Banks are reducing the proportion of their government bond holdings to the total deposits as they begin to lend more than the previous years, data from the Reserve Bank of India shows. The so-called credit-to-deposit ratio has surged to 77.6% in March 2016, from 76.5% a year earlier, indicating that banks are lending a bigger portion of every Rs 100 taken as deposit. If the current trend continues, even government borrowings could get costlier.
As banks reduce the proportion of purchase of government bonds, yields on them could climb and consequently raise costs for even corporates. "Retail loans have been the largest contributor to bank credit growth in the past one-two years," said Saugata Bhattacharya, chief economist Axis Bank.

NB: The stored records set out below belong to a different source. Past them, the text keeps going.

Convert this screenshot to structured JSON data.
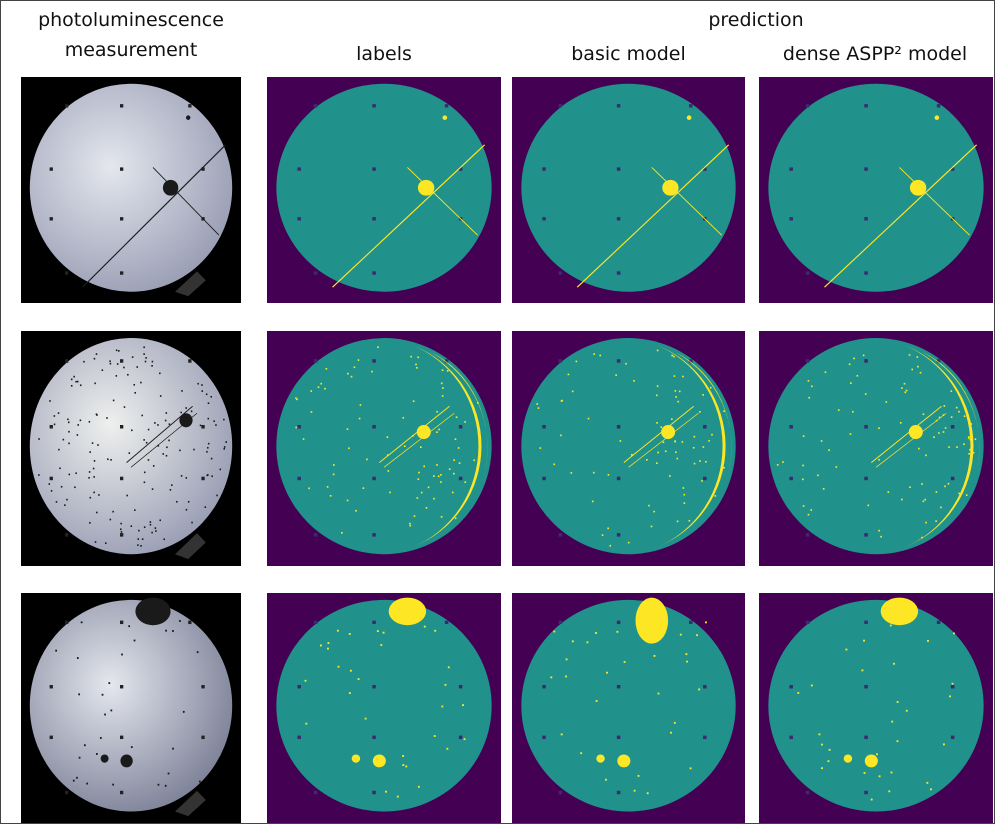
{
  "header": {
    "group_title": "prediction",
    "columns": [
      "photoluminescence measurement",
      "labels",
      "basic model",
      "dense ASPP² model"
    ]
  }
}
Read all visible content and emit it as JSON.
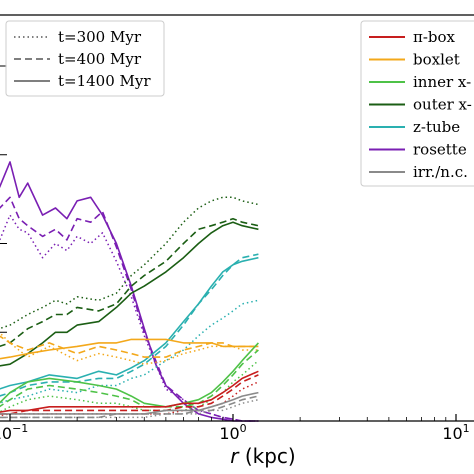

"In the past couple of months, corporate working capital borrowings through commercial paper have partially reverted to banks (due to falling gap in their respective interest rates)." Deposit growth fell to 9.9% in the last reporting Friday of FY16, from 10.7% a year ago, RBI data shows. But loans grew 11.3% in the last Friday of March, from 9% a year ago. Deposit growth rate is the lowest since 1962-63. While loans growth has reversed, the five year trend in slowing down.